Key features include:

  • Instant availability: Removes the need to manage underlying cluster infrastructure, allowing you to connect a notebook directly to serverless GPU resources.
  • High-performance hardware: Provides access to A10 GPUs for cost-effective tasks and H100 GPUs for large-scale AI workloads.
  • Managed environments: Offers a default base environment for full customization or an AI environment pre-loaded with common ML packages like Transformers and Ray.
  • Flexible scaling: Supports distributed training across multiple GPUs and nodes.

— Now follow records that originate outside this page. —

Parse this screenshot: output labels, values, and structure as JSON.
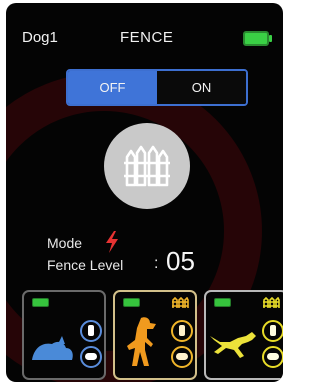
{
  "header": {
    "dog_name": "Dog1",
    "title": "FENCE",
    "battery_icon": "battery-full-icon"
  },
  "toggle": {
    "off_label": "OFF",
    "on_label": "ON",
    "selected": "OFF"
  },
  "fence_button": {
    "icon": "fence-icon"
  },
  "mode": {
    "label": "Mode",
    "icon": "lightning-bolt-icon"
  },
  "fence_level": {
    "label": "Fence Level",
    "separator": ":",
    "value": "05"
  },
  "dog_cards": [
    {
      "pose": "lying-dog-icon",
      "color": "#4a8ad8",
      "selected": false
    },
    {
      "pose": "standing-dog-icon",
      "color": "#f09a1e",
      "selected": true
    },
    {
      "pose": "leaping-dog-icon",
      "color": "#ece23a",
      "selected": false
    }
  ],
  "colors": {
    "accent": "#3f74d8",
    "background": "#040404",
    "battery": "#3ad045"
  }
}
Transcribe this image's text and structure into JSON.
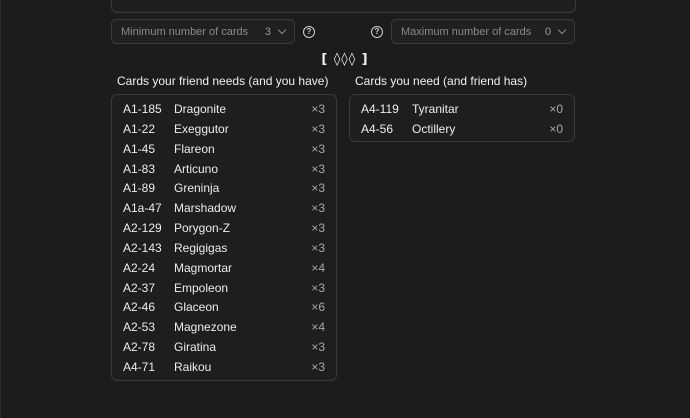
{
  "filters": {
    "min": {
      "label": "Minimum number of cards",
      "value": "3"
    },
    "max": {
      "label": "Maximum number of cards",
      "value": "0"
    },
    "help_glyph": "?"
  },
  "trade_code": "[ ◊◊◊ ]",
  "friend_needs": {
    "heading": "Cards your friend needs (and you have)",
    "cards": [
      {
        "id": "A1-185",
        "name": "Dragonite",
        "qty": "×3"
      },
      {
        "id": "A1-22",
        "name": "Exeggutor",
        "qty": "×3"
      },
      {
        "id": "A1-45",
        "name": "Flareon",
        "qty": "×3"
      },
      {
        "id": "A1-83",
        "name": "Articuno",
        "qty": "×3"
      },
      {
        "id": "A1-89",
        "name": "Greninja",
        "qty": "×3"
      },
      {
        "id": "A1a-47",
        "name": "Marshadow",
        "qty": "×3"
      },
      {
        "id": "A2-129",
        "name": "Porygon-Z",
        "qty": "×3"
      },
      {
        "id": "A2-143",
        "name": "Regigigas",
        "qty": "×3"
      },
      {
        "id": "A2-24",
        "name": "Magmortar",
        "qty": "×4"
      },
      {
        "id": "A2-37",
        "name": "Empoleon",
        "qty": "×3"
      },
      {
        "id": "A2-46",
        "name": "Glaceon",
        "qty": "×6"
      },
      {
        "id": "A2-53",
        "name": "Magnezone",
        "qty": "×4"
      },
      {
        "id": "A2-78",
        "name": "Giratina",
        "qty": "×3"
      },
      {
        "id": "A4-71",
        "name": "Raikou",
        "qty": "×3"
      }
    ]
  },
  "you_need": {
    "heading": "Cards you need (and friend has)",
    "cards": [
      {
        "id": "A4-119",
        "name": "Tyranitar",
        "qty": "×0"
      },
      {
        "id": "A4-56",
        "name": "Octillery",
        "qty": "×0"
      }
    ]
  }
}
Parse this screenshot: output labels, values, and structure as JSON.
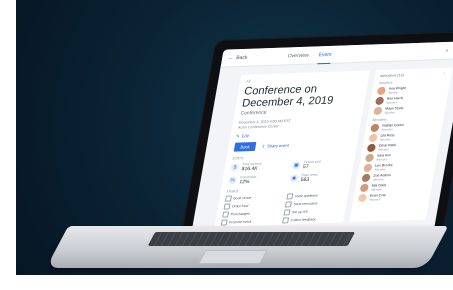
{
  "topbar": {
    "back_label": "Back",
    "tabs": [
      "Overview",
      "Event"
    ],
    "active_tab_index": 1
  },
  "event": {
    "breadcrumb": "All",
    "title": "Conference on December 4, 2019",
    "subtitle": "Conference",
    "meta_line_1": "December 4, 2019 9:00 AM EST",
    "meta_line_2": "Acme Conference Center",
    "edit_label": "Edit",
    "primary_action": "Book",
    "secondary_action": "Share event"
  },
  "stats": {
    "section_label": "Stats",
    "items": [
      {
        "label": "Total revenue",
        "value": "$16.4K",
        "icon": "dollar-icon"
      },
      {
        "label": "Tickets sold",
        "value": "57",
        "icon": "ticket-icon"
      },
      {
        "label": "Conversion",
        "value": "12%",
        "icon": "percent-icon"
      },
      {
        "label": "Page views",
        "value": "563",
        "icon": "eye-icon"
      }
    ]
  },
  "tasks": {
    "section_label": "Tasks",
    "items": [
      "Book venue",
      "Invite speakers",
      "Order food",
      "Send reminders",
      "Print badges",
      "Set up A/V",
      "Promote event",
      "Collect feedback"
    ]
  },
  "attendees": {
    "header": "Attendees (14)",
    "more_icon": "more-icon",
    "groups": [
      {
        "title": "Speakers",
        "people": [
          {
            "name": "Ana Wright",
            "role": "Speaker",
            "color": "#e8a47a"
          },
          {
            "name": "Ben Harris",
            "role": "Speaker",
            "color": "#9a6e5a"
          },
          {
            "name": "Maya Stone",
            "role": "Speaker",
            "color": "#d9b49a"
          }
        ]
      },
      {
        "title": "Attendees",
        "people": [
          {
            "name": "Nathan Green",
            "role": "Attendee",
            "color": "#b88762"
          },
          {
            "name": "Lila Ross",
            "role": "Attendee",
            "color": "#f0c3a6"
          },
          {
            "name": "Omar Patel",
            "role": "Attendee",
            "color": "#8c5a42"
          },
          {
            "name": "Sara Kim",
            "role": "Attendee",
            "color": "#cfa789"
          },
          {
            "name": "Leo Brooks",
            "role": "Attendee",
            "color": "#e2b195"
          },
          {
            "name": "Zoe Adams",
            "role": "Attendee",
            "color": "#a87962"
          },
          {
            "name": "Mia Clark",
            "role": "Attendee",
            "color": "#d5997b"
          },
          {
            "name": "Evan Cole",
            "role": "Attendee",
            "color": "#f3c8aa"
          }
        ]
      }
    ]
  }
}
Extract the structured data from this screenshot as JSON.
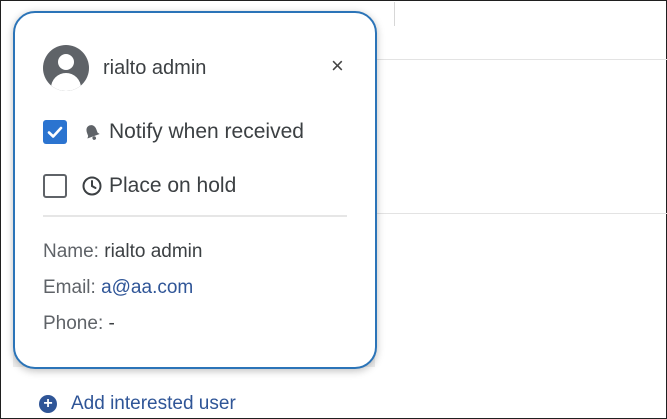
{
  "popover": {
    "user_name": "rialto admin",
    "options": [
      {
        "label": "Notify when received",
        "checked": true,
        "icon": "bell-icon"
      },
      {
        "label": "Place on hold",
        "checked": false,
        "icon": "clock-icon"
      }
    ],
    "details": {
      "name_label": "Name:",
      "name_value": "rialto admin",
      "email_label": "Email:",
      "email_value": "a@aa.com",
      "phone_label": "Phone:",
      "phone_value": "-"
    },
    "close_glyph": "×"
  },
  "add_user": {
    "label": "Add interested user",
    "icon": "plus-circle-icon",
    "glyph": "+"
  },
  "colors": {
    "accent": "#2b74d0",
    "border": "#2b74b8",
    "link": "#2f5597"
  }
}
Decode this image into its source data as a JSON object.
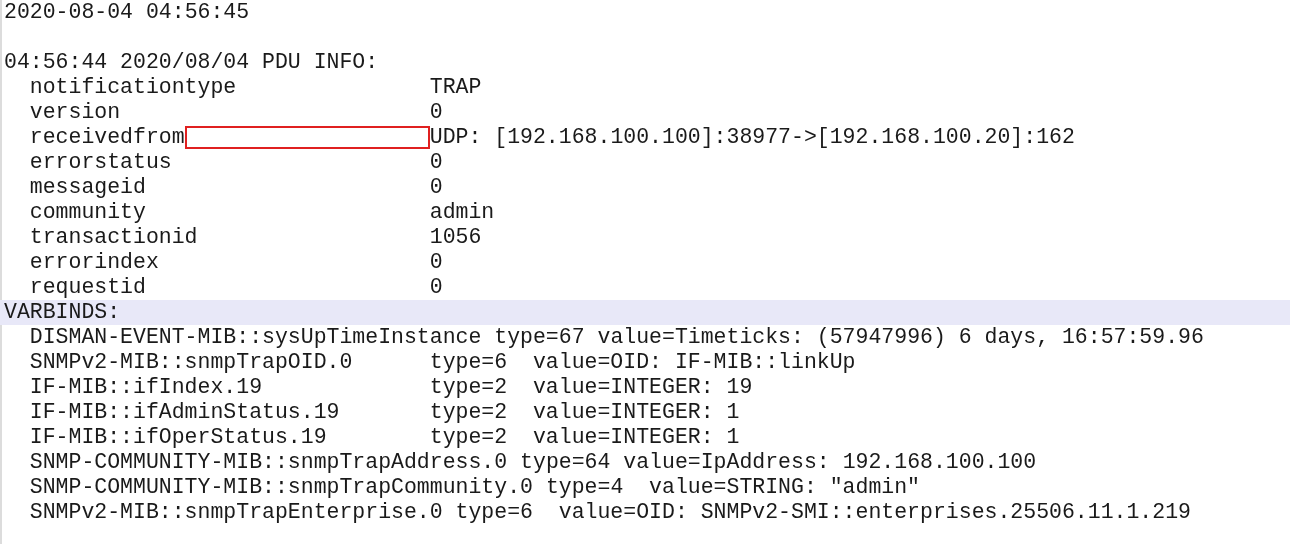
{
  "timestamp": "2020-08-04 04:56:45",
  "pdu_header": "04:56:44 2020/08/04 PDU INFO:",
  "pdu_info": [
    {
      "field": "notificationtype",
      "value": "TRAP",
      "redacted": false
    },
    {
      "field": "version",
      "value": "0",
      "redacted": false
    },
    {
      "field": "receivedfrom",
      "value": "UDP: [192.168.100.100]:38977->[192.168.100.20]:162",
      "redacted": true
    },
    {
      "field": "errorstatus",
      "value": "0",
      "redacted": false
    },
    {
      "field": "messageid",
      "value": "0",
      "redacted": false
    },
    {
      "field": "community",
      "value": "admin",
      "redacted": false
    },
    {
      "field": "transactionid",
      "value": "1056",
      "redacted": false
    },
    {
      "field": "errorindex",
      "value": "0",
      "redacted": false
    },
    {
      "field": "requestid",
      "value": "0",
      "redacted": false
    }
  ],
  "varbinds_header": {
    "text": "VARBINDS:",
    "highlighted": true
  },
  "varbinds": [
    {
      "oid": "DISMAN-EVENT-MIB::sysUpTimeInstance",
      "type": "type=67",
      "value": "value=Timeticks: (57947996) 6 days, 16:57:59.96"
    },
    {
      "oid": "SNMPv2-MIB::snmpTrapOID.0",
      "type": "type=6",
      "value": "value=OID: IF-MIB::linkUp"
    },
    {
      "oid": "IF-MIB::ifIndex.19",
      "type": "type=2",
      "value": "value=INTEGER: 19"
    },
    {
      "oid": "IF-MIB::ifAdminStatus.19",
      "type": "type=2",
      "value": "value=INTEGER: 1"
    },
    {
      "oid": "IF-MIB::ifOperStatus.19",
      "type": "type=2",
      "value": "value=INTEGER: 1"
    },
    {
      "oid": "SNMP-COMMUNITY-MIB::snmpTrapAddress.0",
      "type": "type=64",
      "value": "value=IpAddress: 192.168.100.100"
    },
    {
      "oid": "SNMP-COMMUNITY-MIB::snmpTrapCommunity.0",
      "type": "type=4",
      "value": "value=STRING: \"admin\""
    },
    {
      "oid": "SNMPv2-MIB::snmpTrapEnterprise.0",
      "type": "type=6",
      "value": "value=OID: SNMPv2-SMI::enterprises.25506.11.1.219"
    }
  ]
}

Databricks Runtime for Machine Learning

Databricks Runtime for Machine Learning is a specialized runtime that automates the creation of compute resources with pre-built infrastructure. It is designed for users who want a comprehensive, ready-to-use environment for both classic machine learning and deep learning.

Key features include:

  • Pre-installed libraries: Includes popular libraries like PyTorch, TensorFlow, and XGBoost, which receive frequent updates and optimized support.
  • Compute versatility: Supports both CPU and GPU-based instance types, including AWS Graviton for improved price-to-performance.
  • Optimization: Offers integration with Photon to accelerate Spark SQL, DataFrames, and feature engineering tasks.
  • Access control: Requires dedicated access mode for secure data access through Unity Catalog.